March 2, 2020
The security of many physical access control systems today is below accepted industry guidelines, making them vulnerable to over-the-counter exploits. But, adoption of the SIA Open Supervised Device Protocol (OSDP) is increasing, and expected to lead to enhanced security and flexibility for access control in the future.
In a presentation later this month at ISC West, Jeremy Fromm, business development manager with HID Global’s Mercury Security, will present with others on how SIA OSDP will help solve the current vulnerabilities inherent in legacy protocols
ISC Security News caught up with Fromm for details on the presentation.
ISC Security: Can you briefly define and explain what OSDP is?
Jeremy Fromm: OSDP stands for Open Supervised Device Protocol and is currently managed and maintained by the Security Industry Association (SIA). OSDP is a standard / protocol that enables communication between a card reader and an access control controller.
Why should OSDP be adopted broadly?
Other reader-to-controller communication standards are very outdated and provide little in area of security and encryption. OSDP breaks down those barriers and provides the ability for supervision, encryption, more robust management of devices, and far greater functionality.
The session is called “The promise of OSDP.” What are some of the benefits of OSDP?
The key benefits of OSDP are:
- Added functionality and more control for things like controlling LEDs / buzzers, enrolling biometrics, and displaying text or messages on devices
- More interoperability between hardware vendors, which simplifies integrations and support
- More streamlined and centralized management of devices / readers. This includes the ability to push updates (firmware and configurations) from the controller to all readers downstream.
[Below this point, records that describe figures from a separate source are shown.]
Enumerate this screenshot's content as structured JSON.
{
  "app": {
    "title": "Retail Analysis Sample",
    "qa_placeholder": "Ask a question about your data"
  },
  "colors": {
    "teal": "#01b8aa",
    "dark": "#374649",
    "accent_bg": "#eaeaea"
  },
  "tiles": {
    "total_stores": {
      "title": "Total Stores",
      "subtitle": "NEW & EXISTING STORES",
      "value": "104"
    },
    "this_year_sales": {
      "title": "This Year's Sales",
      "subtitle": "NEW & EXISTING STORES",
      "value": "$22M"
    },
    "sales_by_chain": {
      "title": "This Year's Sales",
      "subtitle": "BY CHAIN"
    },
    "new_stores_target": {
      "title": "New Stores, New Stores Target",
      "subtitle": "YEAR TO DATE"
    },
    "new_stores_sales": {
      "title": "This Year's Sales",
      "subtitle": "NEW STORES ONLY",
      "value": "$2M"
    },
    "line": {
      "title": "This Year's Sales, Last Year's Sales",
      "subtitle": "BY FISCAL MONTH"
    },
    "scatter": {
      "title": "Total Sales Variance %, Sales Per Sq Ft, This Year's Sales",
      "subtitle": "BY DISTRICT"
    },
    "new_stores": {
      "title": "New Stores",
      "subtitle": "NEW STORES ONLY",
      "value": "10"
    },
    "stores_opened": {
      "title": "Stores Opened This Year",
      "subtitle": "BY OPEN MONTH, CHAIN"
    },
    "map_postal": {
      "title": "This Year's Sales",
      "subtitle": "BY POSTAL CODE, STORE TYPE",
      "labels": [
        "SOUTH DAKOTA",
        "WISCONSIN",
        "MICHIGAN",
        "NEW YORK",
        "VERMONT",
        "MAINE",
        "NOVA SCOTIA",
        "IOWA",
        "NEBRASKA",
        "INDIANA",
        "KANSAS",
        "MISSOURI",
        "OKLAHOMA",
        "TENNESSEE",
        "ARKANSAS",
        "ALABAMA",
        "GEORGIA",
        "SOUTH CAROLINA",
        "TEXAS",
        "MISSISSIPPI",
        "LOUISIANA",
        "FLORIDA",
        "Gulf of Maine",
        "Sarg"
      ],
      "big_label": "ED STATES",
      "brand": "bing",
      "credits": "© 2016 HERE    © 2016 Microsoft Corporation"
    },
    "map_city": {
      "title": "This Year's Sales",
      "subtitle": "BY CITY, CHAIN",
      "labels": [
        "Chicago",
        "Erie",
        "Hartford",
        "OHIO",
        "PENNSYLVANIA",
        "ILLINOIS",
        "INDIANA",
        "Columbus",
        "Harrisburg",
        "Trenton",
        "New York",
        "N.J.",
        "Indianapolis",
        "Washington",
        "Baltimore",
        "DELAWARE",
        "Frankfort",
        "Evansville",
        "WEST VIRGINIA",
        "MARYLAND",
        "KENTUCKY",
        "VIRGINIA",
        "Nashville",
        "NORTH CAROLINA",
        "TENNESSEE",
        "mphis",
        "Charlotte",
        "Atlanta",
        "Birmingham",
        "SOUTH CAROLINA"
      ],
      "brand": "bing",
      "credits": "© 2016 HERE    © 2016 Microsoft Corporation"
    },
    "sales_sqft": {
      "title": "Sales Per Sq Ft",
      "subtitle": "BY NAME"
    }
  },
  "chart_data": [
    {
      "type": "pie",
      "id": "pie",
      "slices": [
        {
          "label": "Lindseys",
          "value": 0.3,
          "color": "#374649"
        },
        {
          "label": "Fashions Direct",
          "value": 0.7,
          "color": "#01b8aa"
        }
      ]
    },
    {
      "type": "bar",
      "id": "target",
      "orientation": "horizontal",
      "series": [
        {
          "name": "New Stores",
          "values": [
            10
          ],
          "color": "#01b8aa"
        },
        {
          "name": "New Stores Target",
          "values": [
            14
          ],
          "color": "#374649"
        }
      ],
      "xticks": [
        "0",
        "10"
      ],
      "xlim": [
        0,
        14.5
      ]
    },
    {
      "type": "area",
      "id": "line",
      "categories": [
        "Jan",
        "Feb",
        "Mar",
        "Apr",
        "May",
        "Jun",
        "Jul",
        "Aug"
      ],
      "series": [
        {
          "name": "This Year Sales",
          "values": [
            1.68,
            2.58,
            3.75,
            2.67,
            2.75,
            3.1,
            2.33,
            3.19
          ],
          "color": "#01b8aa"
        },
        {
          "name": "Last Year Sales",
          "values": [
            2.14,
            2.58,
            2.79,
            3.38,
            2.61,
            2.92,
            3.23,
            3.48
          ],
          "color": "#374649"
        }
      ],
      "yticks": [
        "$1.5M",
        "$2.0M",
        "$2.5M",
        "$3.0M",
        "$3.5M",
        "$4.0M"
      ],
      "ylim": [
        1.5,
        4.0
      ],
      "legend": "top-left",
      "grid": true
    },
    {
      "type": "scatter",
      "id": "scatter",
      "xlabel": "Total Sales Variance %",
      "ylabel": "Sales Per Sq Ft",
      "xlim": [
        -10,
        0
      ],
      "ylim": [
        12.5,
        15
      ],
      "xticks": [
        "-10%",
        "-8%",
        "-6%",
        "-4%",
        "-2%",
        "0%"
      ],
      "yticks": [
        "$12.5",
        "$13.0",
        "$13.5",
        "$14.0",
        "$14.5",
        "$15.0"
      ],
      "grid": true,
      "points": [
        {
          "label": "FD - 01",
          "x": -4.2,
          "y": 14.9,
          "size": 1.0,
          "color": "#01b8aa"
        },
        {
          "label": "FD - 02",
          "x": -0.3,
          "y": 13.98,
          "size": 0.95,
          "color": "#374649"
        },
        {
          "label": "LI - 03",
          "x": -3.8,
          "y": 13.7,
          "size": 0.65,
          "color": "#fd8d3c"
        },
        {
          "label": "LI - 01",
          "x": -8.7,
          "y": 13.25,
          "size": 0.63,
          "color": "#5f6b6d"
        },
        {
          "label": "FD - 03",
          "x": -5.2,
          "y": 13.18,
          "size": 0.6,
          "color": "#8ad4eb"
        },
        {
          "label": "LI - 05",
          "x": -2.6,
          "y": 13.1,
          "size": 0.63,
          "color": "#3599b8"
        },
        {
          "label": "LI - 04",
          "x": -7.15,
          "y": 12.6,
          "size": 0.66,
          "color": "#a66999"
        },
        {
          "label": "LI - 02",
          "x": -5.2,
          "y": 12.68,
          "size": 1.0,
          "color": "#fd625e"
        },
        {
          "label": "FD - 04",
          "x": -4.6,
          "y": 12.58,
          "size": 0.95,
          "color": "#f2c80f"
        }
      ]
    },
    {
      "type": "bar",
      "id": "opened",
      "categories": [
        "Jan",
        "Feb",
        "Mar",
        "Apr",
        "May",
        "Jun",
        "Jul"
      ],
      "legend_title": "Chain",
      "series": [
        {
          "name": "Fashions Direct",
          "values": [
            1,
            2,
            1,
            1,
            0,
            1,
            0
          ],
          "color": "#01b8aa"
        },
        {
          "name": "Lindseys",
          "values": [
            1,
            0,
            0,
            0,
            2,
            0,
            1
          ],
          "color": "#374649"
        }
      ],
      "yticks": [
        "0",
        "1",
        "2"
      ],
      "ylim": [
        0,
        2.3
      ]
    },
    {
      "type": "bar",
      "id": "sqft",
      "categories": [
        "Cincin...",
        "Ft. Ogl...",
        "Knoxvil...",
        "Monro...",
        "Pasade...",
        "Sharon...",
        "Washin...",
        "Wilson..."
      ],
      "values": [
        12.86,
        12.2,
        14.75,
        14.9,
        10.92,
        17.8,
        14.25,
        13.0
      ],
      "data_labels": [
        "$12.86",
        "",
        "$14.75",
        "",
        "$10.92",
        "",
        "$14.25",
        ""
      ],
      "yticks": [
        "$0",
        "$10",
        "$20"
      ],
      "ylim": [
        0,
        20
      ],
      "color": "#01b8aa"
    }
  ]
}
This is compared to how updates were done in the past where a person had to physically touch a reader to make the updates.
Is OSDP more secure? Why?
Yes. This is probably one of the biggest benefits of OSDP. With other legacy communication protocols (such as Wiegand), sniffing and replay attacks were simple and inexpensive to perform. With OSDP Secure Channel (Secure Channel is the encryption piece), AES128 is used to secure the transmission of data from reader to controller.
What advice or best practices would you recommend for organizations just starting to look at deploying OSDP?
Three things need to align in order for OSDP SC to be possible:
1. The reader must support OSDP SC.
2. The controller must support OSDP SC.
3. The Access Control software platform needs to support OSDP SC.
Luckily, this is fairly standard with current hardware and software solutions. Based on this, it would be a good practice for the industry to begin transitioning away from legacy communication methods and switch to OSDP SC going forward. This approach does have a learning curve though. Deploying OSDP is not difficult, but it is different from how legacy communication protocols have been deployed in the past. Based on this, it would be wise for integrators / installers to set up an OSDP test bed within their lab environment prior to installing OSDP in the field.
The Promise of OSDP presentation will take place March 19 at 1:00 pm in Sands 307 at the Sands Expo in Las Vegas.